Shallow Torpor and Deep Torpor in Hummingbirds

Shallow Torpor and Deep Torpor in Hummingbirds

You have probably heard that hummingbirds have such a high metabolism that they must eat constantly. On a human scale, a hummingbird would have to drink a can of Coca-Cola every minute just to stay alive. However, it isn’t just the rapid wing beat that requires so much energy, but hummingbirds must maintain their body heat so that organs like the liver and heart can function. A research team has studied the design built into hummingbirds to address this problem. It has to do with shallow torpor and deep torpor in hummingbirds.

Anusha Shankar at Cornell University and her team found that the smallest hummingbirds cool down at night to as low as 3 degrees Celsius. Shankar called that “an incredible ability.”
Hummingbirds can fall into deep torpor at night, something analogous to hibernation. They also have a shallow torpor they can use if they need to wake up quickly. In deep torpor, the hummingbirds can save an average of 60% of their energy relative to their basal metabolic rates. In addition to saving energy, when the hummingbirds are in deep torpor, they are invisible to temperature-sensing predators like snakes.

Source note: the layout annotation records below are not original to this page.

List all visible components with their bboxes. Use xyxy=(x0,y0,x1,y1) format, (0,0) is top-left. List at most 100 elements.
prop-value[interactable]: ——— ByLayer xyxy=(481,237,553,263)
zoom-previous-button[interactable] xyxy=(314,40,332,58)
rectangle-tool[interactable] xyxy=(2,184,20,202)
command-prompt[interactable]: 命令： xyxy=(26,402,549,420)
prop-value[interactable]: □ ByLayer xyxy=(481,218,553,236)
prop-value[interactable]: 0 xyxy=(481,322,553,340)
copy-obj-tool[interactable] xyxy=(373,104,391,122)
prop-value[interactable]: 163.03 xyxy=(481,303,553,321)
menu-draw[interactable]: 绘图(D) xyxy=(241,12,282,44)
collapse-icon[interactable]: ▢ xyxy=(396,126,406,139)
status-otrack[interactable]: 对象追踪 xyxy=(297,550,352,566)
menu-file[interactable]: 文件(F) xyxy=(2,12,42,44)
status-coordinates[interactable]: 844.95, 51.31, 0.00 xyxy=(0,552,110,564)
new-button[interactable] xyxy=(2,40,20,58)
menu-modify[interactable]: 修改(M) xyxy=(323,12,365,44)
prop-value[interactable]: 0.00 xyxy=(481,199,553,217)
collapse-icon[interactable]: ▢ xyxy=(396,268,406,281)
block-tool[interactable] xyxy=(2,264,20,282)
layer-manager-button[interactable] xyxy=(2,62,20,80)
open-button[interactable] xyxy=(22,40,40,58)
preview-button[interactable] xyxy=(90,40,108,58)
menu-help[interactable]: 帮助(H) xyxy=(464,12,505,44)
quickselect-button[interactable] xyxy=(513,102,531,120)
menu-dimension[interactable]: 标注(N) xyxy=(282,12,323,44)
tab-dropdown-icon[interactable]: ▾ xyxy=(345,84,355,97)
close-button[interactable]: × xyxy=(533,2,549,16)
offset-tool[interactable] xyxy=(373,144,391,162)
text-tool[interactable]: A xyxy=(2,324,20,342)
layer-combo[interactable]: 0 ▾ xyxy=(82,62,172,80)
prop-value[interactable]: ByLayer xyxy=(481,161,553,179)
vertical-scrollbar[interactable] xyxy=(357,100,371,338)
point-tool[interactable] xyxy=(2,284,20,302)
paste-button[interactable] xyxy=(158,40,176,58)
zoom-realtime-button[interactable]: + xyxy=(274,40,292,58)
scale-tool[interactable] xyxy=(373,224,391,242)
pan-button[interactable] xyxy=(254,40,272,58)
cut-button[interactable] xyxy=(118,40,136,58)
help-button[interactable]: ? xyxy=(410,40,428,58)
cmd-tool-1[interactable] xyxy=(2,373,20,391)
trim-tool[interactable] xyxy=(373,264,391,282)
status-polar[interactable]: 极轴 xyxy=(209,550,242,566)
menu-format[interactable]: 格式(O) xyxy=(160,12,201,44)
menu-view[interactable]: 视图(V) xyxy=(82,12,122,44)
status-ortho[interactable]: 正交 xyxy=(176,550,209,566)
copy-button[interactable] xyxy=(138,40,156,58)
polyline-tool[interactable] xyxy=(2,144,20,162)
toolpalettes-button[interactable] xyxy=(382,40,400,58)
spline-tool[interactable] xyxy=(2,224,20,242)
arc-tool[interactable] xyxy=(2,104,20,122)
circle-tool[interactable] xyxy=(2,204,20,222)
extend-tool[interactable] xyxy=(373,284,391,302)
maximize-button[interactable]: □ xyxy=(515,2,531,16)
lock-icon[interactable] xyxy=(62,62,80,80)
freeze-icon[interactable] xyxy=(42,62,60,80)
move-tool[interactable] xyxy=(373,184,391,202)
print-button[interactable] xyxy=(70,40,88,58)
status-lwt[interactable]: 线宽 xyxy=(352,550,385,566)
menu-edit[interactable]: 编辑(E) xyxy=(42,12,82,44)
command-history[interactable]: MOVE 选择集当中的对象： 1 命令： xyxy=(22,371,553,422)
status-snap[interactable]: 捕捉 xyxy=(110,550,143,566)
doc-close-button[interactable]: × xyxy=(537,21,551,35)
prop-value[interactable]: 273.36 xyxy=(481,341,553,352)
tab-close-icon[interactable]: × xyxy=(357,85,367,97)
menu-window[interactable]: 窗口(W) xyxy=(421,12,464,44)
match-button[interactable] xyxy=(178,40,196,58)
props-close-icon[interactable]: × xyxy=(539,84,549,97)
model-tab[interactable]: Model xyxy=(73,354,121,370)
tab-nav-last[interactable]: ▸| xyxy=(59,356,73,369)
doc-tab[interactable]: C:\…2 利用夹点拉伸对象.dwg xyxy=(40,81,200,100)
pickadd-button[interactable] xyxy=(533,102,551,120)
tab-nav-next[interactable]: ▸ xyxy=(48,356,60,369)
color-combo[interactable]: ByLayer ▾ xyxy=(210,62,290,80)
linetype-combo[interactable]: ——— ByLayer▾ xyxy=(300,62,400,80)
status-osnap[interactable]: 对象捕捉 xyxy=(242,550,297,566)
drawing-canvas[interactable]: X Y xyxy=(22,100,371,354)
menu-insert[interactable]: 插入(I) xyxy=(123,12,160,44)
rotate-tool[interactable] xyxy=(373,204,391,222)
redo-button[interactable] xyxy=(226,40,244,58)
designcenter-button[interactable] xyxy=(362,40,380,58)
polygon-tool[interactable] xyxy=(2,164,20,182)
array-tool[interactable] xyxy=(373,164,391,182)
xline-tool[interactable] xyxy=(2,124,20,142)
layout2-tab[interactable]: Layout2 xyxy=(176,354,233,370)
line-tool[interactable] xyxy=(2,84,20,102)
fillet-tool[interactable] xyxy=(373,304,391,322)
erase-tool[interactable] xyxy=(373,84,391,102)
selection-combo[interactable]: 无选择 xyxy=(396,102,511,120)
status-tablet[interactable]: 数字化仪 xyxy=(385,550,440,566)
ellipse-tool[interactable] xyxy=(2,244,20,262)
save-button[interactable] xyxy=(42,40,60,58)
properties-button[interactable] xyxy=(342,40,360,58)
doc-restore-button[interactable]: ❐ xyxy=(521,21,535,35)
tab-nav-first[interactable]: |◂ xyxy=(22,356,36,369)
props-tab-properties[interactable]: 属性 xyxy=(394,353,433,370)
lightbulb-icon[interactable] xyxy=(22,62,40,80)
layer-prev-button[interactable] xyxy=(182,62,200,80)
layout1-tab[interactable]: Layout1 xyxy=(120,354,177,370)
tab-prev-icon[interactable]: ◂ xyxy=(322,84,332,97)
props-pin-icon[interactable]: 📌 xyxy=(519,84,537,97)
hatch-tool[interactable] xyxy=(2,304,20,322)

Hummingbirds sleep with their bills turned up and their eyes closed. While in deep torpor, their breathing is greatly reduced with ten-second periods when they don’t breathe at all. Researchers were impressed with the hummingbird’s energy flexibility. The birds not only have the options of shallow torpor and deep torpor while they sleep, but during the day, they can spend 80% of their time hovering or 80% of their time perching. Studies of gene expression show that genes are being turned off and on in hummingbird tissues in shallow torpor and deep torpor and when the bird is awake.

Hummingbirds are amazing creatures that show incredible complexity in their design. As we watch them around our feeders, we need to be impressed with how their bodies maintain their activity and survive the range of temperatures in their environment. It is just a reminder that “we can know there is a God through the things He has made” (Romans 1: 20). Hummingbird design speaks loudly of the truth of that statement.

— John N. Clayton © 2022

Reference: American Scientist, March/April 2022 page 70.